Kirk Mangus (1952–2013) was an internationally renowned ceramic artist and sculptor "known for his playful, gestural style, roughhewn forms, and experimental glazing". His murals, works in clay, on paper, in wood, and other media pull from a rich and diverse set of influences: ancient Greco-Roman art, mythology, Japanese woodblock prints, comic books, folk stories, from Meso-American through Middle-Eastern and Asian ceramic traditions as well as the people he saw, the places he travelled, and his own dreamworld. He loved experimenting with new mediums, local materials, clay bodies, slips, kiln-building and the firing process.

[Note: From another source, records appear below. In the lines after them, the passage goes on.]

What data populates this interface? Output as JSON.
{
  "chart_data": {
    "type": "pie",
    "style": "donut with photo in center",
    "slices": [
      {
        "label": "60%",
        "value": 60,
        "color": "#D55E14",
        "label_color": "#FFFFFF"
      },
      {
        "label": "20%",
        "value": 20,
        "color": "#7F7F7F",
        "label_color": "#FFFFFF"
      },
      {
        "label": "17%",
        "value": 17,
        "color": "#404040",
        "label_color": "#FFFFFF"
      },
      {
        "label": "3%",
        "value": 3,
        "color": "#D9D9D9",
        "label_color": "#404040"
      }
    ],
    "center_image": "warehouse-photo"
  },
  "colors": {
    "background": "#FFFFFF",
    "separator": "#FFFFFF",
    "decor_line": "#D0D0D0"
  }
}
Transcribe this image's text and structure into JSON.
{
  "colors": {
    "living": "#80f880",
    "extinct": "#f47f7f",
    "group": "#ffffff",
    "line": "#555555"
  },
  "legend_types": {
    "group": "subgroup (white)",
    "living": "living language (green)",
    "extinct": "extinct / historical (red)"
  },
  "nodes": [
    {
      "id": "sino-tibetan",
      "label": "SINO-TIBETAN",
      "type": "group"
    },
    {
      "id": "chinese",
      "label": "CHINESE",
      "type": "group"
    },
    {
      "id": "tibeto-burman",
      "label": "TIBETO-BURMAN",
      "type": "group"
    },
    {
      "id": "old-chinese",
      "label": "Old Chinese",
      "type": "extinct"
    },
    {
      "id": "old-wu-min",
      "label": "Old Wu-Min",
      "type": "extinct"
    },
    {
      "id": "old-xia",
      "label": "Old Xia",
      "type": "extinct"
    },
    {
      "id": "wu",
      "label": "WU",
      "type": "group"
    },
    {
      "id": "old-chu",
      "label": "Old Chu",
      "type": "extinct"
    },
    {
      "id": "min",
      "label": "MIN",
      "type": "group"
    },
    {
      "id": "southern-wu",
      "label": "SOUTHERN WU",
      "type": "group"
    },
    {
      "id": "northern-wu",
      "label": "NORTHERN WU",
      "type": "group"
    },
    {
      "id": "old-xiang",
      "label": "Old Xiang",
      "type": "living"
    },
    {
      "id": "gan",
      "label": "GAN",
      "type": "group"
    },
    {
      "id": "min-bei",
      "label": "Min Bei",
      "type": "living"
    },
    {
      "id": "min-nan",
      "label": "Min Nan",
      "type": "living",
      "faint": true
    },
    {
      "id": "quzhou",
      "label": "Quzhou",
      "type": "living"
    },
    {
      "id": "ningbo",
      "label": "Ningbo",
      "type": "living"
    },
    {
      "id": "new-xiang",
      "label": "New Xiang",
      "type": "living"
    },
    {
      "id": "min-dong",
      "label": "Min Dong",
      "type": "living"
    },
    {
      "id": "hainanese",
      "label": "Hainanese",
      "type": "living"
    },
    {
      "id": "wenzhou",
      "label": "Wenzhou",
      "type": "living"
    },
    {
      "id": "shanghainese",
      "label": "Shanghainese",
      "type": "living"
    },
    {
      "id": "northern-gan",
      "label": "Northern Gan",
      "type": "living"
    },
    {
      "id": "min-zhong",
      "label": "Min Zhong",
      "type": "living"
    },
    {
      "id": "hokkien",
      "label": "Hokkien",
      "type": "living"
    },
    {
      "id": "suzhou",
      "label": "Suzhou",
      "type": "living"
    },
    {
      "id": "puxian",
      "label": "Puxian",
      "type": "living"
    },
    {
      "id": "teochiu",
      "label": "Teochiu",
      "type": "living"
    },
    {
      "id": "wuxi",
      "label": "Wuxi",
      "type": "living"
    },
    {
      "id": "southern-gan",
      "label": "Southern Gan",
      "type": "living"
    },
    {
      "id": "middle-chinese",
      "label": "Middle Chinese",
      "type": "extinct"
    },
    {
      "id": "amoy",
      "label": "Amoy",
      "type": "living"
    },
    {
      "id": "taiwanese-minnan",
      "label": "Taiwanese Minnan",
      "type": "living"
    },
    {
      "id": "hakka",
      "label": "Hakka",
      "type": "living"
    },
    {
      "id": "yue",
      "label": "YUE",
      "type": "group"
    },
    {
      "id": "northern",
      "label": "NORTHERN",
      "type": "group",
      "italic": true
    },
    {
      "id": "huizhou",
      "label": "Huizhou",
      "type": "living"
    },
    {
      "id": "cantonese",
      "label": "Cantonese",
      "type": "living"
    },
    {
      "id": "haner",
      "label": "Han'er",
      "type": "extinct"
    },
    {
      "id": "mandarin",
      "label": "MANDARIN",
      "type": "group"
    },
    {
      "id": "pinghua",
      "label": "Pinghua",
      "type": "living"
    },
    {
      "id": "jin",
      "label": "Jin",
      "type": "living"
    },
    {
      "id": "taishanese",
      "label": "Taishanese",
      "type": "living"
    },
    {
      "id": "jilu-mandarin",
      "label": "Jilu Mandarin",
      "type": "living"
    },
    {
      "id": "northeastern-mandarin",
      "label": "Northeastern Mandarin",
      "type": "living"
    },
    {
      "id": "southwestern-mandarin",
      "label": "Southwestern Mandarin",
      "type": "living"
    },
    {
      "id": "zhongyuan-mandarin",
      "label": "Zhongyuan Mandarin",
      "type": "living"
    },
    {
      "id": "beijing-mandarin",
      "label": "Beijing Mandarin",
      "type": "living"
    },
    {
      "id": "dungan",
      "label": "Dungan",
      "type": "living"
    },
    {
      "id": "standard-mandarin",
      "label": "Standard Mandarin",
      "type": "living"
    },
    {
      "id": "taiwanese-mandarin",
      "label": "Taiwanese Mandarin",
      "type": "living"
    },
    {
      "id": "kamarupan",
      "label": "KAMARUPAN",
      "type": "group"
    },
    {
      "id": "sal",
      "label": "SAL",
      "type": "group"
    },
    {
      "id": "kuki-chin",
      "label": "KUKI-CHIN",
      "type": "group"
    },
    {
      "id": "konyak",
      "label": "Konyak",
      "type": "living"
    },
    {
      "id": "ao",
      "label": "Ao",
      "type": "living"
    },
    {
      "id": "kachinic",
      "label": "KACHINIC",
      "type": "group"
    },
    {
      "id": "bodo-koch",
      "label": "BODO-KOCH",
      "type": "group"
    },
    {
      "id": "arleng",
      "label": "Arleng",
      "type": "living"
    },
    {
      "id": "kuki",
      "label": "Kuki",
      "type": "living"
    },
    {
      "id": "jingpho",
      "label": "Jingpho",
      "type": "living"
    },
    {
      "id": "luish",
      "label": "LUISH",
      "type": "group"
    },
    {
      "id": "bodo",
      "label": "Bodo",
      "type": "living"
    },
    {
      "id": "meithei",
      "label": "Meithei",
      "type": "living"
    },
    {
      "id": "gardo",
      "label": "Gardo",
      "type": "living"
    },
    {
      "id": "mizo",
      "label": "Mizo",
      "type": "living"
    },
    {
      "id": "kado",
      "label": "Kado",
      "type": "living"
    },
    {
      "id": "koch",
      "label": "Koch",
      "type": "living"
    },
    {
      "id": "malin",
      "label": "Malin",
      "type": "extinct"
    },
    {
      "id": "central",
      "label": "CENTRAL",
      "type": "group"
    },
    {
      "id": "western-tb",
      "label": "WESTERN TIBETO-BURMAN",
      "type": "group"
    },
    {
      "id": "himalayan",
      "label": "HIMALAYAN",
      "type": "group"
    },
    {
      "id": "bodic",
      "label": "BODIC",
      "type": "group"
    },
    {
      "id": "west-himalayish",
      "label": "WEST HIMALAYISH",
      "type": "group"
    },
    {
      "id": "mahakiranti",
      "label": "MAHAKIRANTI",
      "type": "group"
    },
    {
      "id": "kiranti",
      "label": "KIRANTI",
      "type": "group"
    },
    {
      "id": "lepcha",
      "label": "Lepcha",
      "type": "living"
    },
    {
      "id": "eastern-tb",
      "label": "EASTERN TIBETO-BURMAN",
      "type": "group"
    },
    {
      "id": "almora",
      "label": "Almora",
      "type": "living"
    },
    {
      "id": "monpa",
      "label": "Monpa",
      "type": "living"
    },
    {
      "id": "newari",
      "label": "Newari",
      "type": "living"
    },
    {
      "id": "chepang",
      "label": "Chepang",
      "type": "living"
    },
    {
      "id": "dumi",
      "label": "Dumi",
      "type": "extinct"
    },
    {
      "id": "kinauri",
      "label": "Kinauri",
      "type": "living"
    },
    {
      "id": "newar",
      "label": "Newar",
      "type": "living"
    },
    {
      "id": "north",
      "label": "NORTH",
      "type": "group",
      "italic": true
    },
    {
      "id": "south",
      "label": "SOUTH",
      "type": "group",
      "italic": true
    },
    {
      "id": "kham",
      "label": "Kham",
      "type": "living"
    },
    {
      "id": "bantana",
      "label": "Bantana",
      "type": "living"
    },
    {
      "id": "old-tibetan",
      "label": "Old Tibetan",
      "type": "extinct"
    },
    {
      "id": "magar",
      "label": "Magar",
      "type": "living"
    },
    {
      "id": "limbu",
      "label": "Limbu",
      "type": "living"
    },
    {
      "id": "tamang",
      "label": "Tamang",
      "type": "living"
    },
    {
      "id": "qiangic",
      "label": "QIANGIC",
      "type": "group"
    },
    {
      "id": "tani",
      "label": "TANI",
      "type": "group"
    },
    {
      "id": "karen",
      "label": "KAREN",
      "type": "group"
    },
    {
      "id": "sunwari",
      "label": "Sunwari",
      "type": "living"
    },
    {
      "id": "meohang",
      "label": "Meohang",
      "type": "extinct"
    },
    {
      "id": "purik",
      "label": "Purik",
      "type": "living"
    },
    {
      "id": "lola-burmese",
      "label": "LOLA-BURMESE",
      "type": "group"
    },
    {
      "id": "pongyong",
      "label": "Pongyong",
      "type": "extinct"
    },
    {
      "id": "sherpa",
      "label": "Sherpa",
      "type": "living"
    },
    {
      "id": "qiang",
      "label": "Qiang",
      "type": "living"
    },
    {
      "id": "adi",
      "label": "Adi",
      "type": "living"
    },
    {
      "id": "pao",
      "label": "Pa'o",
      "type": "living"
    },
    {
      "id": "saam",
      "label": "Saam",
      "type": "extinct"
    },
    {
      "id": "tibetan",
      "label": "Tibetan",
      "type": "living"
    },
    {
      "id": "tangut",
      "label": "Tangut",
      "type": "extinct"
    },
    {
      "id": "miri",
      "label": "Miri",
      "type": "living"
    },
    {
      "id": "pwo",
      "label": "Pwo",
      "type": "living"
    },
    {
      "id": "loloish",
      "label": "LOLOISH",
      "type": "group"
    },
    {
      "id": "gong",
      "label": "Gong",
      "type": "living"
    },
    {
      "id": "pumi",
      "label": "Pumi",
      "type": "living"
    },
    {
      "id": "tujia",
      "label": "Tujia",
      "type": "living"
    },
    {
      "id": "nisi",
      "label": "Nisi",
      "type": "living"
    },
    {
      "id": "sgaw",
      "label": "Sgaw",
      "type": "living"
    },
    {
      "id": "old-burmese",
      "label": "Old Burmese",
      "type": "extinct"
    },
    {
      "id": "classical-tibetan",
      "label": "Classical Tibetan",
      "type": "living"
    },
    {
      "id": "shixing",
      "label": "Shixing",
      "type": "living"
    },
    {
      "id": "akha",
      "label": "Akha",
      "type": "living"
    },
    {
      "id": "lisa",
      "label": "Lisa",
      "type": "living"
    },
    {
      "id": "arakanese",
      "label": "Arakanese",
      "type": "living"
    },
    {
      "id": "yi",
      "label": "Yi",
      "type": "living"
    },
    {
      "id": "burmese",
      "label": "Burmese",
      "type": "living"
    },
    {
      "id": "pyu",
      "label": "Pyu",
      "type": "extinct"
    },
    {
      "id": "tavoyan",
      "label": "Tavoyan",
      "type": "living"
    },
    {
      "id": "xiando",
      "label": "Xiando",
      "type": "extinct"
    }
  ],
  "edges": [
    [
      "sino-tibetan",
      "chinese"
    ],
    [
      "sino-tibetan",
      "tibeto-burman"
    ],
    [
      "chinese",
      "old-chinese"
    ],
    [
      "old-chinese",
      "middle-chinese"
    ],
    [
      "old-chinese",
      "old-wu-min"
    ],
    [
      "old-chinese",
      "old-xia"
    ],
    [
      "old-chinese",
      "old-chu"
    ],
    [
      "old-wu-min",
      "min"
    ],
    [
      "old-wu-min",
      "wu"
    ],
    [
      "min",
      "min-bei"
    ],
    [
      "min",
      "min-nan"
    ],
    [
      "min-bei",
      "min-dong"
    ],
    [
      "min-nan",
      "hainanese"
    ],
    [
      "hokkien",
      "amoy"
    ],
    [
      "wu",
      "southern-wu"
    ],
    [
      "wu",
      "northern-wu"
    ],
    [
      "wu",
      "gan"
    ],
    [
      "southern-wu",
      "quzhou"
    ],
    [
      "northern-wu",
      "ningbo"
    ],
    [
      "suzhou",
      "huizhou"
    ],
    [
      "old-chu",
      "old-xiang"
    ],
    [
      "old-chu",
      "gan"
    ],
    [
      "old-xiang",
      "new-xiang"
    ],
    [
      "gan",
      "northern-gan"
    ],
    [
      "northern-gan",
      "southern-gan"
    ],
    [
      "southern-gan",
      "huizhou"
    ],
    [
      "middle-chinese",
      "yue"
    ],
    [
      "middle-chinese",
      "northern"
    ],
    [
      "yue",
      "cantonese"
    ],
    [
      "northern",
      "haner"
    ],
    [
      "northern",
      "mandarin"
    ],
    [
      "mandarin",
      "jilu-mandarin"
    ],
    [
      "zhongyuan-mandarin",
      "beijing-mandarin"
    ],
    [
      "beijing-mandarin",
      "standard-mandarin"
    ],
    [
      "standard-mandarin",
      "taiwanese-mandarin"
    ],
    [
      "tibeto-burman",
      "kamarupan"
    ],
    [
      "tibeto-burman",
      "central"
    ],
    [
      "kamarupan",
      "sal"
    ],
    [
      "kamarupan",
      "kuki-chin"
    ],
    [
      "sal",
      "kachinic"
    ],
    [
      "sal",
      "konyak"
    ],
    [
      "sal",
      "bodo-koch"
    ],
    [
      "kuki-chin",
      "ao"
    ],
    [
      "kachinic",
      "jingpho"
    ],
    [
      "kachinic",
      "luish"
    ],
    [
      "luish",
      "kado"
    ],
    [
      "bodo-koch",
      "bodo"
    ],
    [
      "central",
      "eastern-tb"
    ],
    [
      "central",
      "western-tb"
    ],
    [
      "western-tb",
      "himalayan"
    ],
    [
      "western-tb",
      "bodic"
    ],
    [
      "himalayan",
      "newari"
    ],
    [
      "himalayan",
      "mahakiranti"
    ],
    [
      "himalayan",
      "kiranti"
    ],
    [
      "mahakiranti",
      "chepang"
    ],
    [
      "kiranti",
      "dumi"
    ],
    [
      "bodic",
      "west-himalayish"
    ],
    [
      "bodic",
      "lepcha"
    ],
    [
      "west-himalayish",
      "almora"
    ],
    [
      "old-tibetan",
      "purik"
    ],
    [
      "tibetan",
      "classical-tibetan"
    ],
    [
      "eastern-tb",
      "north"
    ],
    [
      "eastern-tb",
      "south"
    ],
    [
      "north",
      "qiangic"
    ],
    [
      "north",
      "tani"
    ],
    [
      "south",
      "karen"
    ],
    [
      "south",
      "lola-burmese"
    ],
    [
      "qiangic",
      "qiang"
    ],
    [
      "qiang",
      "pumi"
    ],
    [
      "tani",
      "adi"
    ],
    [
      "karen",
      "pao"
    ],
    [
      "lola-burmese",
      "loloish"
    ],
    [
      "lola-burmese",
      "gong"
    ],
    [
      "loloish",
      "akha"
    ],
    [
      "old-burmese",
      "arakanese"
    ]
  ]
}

Born in Sharon, PA, Mangus developed an early love of art from his parents who introduced him to Toshiko Takaezu, then at the Cleveland Institute of Art and sent him to study at Penland School of Crafts. Their inspiration and encouragement led him to receive his BFA from the Rhode Island School of Design (1975) and MFA from Washington State University, Pullman (1979). Mangus would remain friends with Takaezu throughout her life and fired her work over the years in his Anagama kilns in Pennsylvania and Ohio.
Mangus was Head of Ceramics at Kent State University from 1985 till his death in 2013 and also taught at Alfred University Summer School, Cleveland Institute of Art, and Cranbrook Academy of Art. He has lectured widely across the United States and internationally.
He was married to Eva Kwong, also an artist, whom he met as an undergrad at RISD. While their work styles differed greatly, they were both partners and collaborators.